There is also no reason to believe that the ALJ did not consider the combination of all Claimant's impairments. In summarizing the applicable law, the ALJ cited the requirement that she “consider all of the claimant's impairments, including impairments that are not severe.” (Id. at PageID # 43). The ALJ indicated she had “considered all symptoms” in formulating the RFC. (Id. at PageID #: 51). The Sixth Circuit has found that such statements, combined with a discussion of the nonsevere impairments at Step Two, are sufficient to show that the ALJ complied with the regulations. Emard, 953 F.3d at 851-52.
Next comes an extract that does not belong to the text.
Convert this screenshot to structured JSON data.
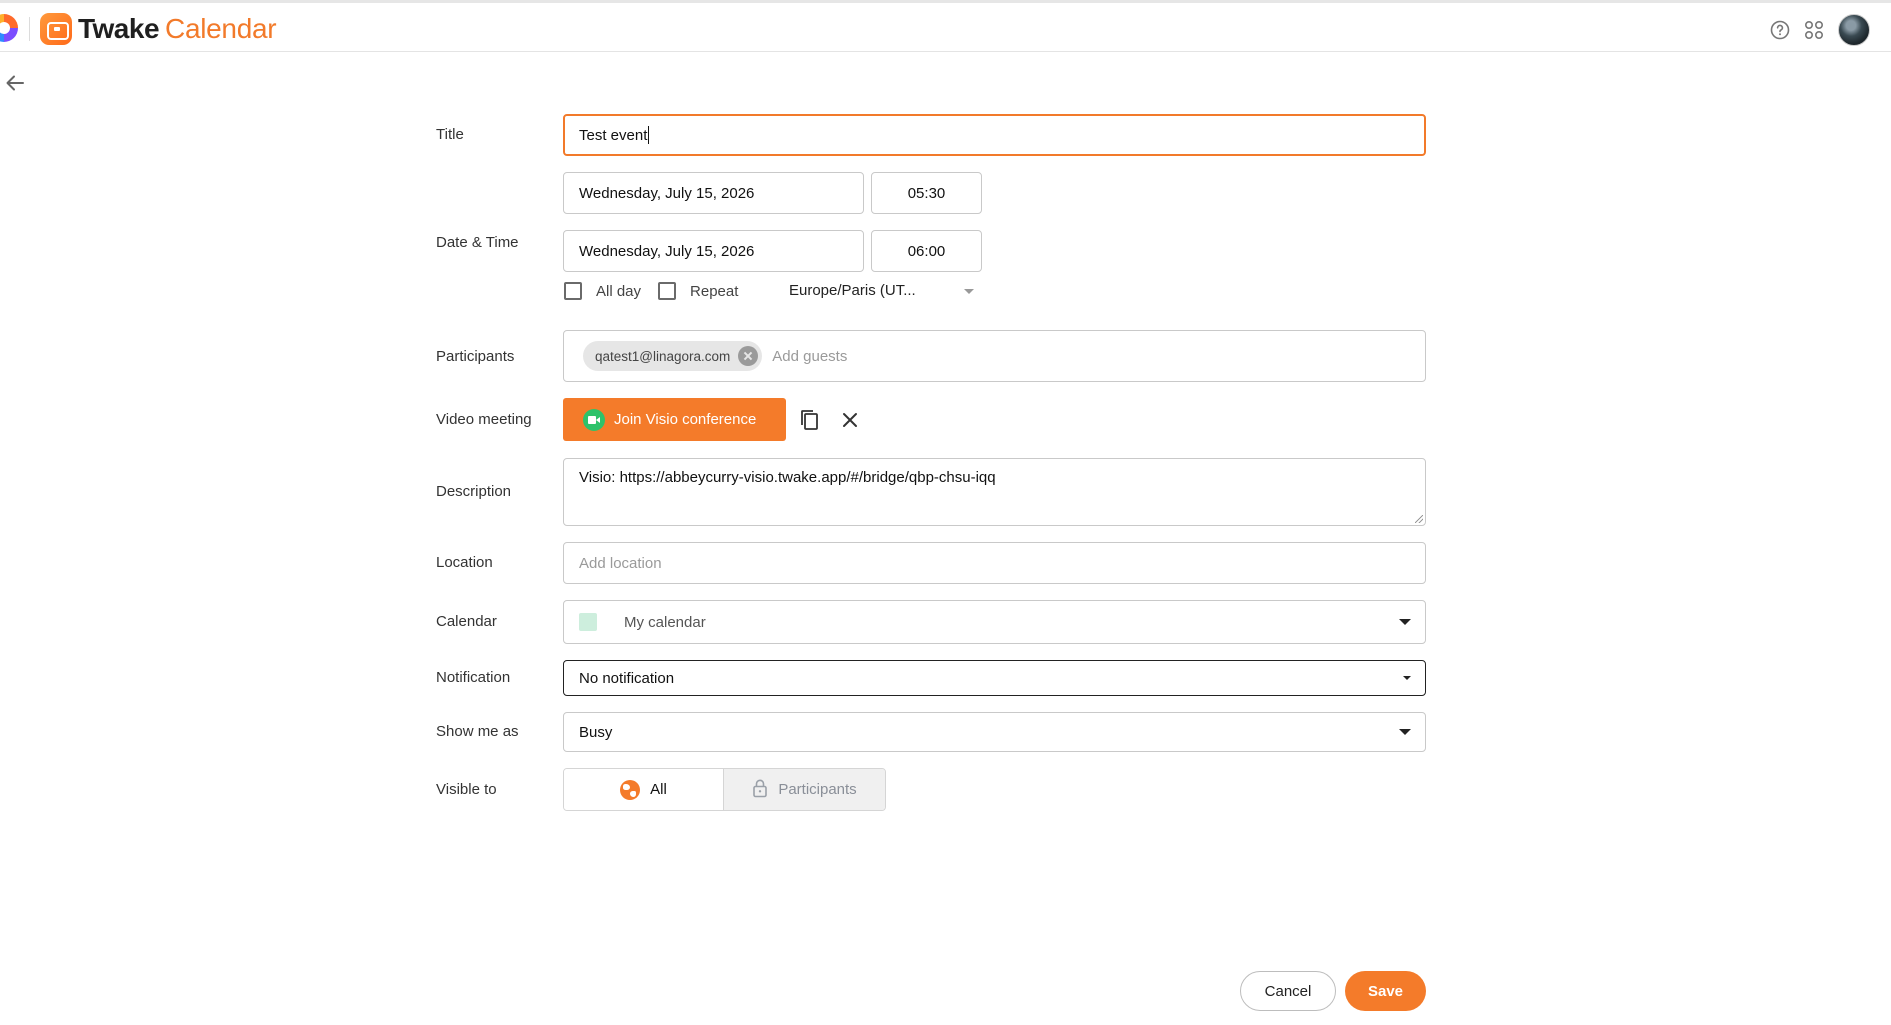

Thus, the Court concludes that substantial evidence supports the ALJ's conclusion that Claimant's chronic diarrhea did not warrant additional limitations and the ALJ considered the combination of all Claimant's impairments in crafting the RFC. Accordingly, the Court will defer to the ALJ's decision.
VI. Conclusion
Based on the foregoing, it the Court AFFIRMS the Commissioner of the Social Security Administration's final decision denying Plaintiff's benefits. Plaintiff's Complaint is DISMISSED.